Selon le vice-président de la commission nationale des droits de l’homme Tchangaï Tchatcha, la Francophonie est la seule organisation à avoir aidé son institution pour la présidentielle de 2010. swissinfo.ch

Au Togo, qui a connu une élection présidentielle sans violences en mars dernier, l’Organisation internationale de la Francophonie (OIF) a accompagné le dialogue politique et le processus électoral. Mais la transition vers la démocratie n’est pas gagnée.

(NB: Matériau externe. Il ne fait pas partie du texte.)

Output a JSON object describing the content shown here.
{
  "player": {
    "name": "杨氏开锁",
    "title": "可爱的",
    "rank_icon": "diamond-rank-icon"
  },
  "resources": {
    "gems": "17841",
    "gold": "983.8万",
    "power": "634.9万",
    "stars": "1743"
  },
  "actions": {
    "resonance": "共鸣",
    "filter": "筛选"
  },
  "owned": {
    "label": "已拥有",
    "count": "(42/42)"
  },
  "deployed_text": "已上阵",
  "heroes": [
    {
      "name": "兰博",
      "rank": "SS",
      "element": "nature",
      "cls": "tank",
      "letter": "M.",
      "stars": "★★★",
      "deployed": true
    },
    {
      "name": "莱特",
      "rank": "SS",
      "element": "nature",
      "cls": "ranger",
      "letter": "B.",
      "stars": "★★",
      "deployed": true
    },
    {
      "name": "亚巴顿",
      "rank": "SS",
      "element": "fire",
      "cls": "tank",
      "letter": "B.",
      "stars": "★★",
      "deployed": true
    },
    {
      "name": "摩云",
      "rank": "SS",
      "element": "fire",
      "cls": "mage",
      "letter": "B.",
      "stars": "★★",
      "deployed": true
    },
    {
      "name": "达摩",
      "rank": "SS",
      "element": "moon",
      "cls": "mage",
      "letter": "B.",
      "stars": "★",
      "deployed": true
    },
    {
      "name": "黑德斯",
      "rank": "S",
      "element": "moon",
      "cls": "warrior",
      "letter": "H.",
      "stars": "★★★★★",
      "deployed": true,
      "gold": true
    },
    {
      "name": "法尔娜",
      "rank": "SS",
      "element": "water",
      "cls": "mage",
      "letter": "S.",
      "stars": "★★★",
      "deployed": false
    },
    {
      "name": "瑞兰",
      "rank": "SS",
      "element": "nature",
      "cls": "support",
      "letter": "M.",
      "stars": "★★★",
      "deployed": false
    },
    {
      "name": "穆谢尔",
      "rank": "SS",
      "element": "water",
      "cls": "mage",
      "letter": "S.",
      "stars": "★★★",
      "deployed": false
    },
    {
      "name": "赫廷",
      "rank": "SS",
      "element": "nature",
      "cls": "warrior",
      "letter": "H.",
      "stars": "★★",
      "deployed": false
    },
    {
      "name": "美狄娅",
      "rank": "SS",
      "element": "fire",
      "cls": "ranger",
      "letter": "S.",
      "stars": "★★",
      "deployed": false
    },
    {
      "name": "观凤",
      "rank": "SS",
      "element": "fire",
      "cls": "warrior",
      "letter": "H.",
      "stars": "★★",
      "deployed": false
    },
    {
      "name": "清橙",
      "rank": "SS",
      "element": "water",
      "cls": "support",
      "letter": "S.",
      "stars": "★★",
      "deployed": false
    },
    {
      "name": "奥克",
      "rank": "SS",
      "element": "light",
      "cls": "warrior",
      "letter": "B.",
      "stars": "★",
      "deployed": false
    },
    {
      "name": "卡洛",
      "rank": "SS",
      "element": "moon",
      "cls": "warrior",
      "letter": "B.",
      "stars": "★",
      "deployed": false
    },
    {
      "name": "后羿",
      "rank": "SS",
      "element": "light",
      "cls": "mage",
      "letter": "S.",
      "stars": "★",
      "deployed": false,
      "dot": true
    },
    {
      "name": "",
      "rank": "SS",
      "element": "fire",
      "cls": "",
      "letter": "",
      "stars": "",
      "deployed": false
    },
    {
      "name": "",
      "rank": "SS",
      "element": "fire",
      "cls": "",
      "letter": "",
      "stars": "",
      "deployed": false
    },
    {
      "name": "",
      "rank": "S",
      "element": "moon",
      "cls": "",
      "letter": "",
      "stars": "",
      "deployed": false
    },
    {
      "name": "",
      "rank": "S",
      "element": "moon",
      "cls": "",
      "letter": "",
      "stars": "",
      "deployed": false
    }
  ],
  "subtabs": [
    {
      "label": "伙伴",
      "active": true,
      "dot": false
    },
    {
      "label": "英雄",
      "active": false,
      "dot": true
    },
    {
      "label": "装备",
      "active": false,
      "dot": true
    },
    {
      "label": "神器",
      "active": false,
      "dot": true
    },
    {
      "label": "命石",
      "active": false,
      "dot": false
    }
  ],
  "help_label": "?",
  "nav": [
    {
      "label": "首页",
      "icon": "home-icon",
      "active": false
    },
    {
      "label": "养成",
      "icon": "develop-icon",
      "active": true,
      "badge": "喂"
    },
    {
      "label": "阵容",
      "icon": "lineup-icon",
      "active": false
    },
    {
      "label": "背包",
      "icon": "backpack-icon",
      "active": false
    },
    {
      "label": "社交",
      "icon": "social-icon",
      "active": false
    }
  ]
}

«Faure est fou!» Lomé à la mi-journée, un mercredi de la fin septembre. Une poignée de manifestants hurlent leur haine du pouvoir en place. Ils s’agitent, courent en tous sens, prennent quelques journalistes occidentaux à témoin.

Face à une escouade de policiers en armes, comme tous les samedis et tous les mercredis, ces partisans de l’opposition réclament la démission de Faure Gnassingbé, président réélu en mars 2010 après une première élection engrangée en 2005, accompagnée de violences et de plusieurs centaines de morts.

Cette fois-ci, la présidentielle s’est déroulée dans le calme. Le pouvoir l’a emporté, et l’opposition s’est divisée. Le président du principal parti d’opposition a accepté d’entrer dans la coalition gouvernementale, dite de «redressement national».

Son lieutenant Jean-Pierre Fabre s’est lui présenté à l’élection, qu’il a perdue, au moins selon la version officielle. L’Union européenne a relevé «certaines déficiences» et la Francophonie «des difficultés notables» lors du scrutin mais ont accepté son résultat, en soulignant les progrès par rapport à 2005.

«La clé politique est trouvée»

Ancien directeur du Bureau régional de la Francophonie, Etienne Alingué observe que la situation du Togo reste fragile mais que les politiques entrés dans la coalition recherchent une approche consensuelle de la gestion du pays. En clair, «éviter que les choses ne dégénèrent, comme cela est le cas souvent dans ce type de pays en transition».

Pour Etienne Alingué, «la clé politique est trouvée, même si elle n’est pas parfaite. Le Togo peut travailler à son développement, et il a beaucoup d’atouts.» Au yeux de ce haut cadre de l’OIF, il est du devoir de la communauté internationale et de la Francophonie de «cautionner les mécanismes vertueux qui se mettent gentiment en place».

Sur la base de sa Déclaration de Bamako, qui postule la nécessité de l’Etat de droit, des droits de l’homme, des libertés fondamentales et autre bonne gouvernance, l’OIF a accompagné le dialogue politique et le processus électoral de la présidentielle de mars 2010.

Les bénéficiaires de son appui sont des organes clés de tout fonctionnement un tant soit peu démocratique, même si, au Togo, ils restent souvent fortement liés au pouvoir, au moins dans l’élection de leurs membres ou leur financement.

C’est le cas de la commission électorale nationale indépendante (CENI), politisée et critiquée pour son travail lors du scrutin, et qui se sent injustement mise en cause. «La CENI ne sait pas où des fraudes ont pu se passer, s’il y en a eu», assure son président Issifou Taffa Tabiou.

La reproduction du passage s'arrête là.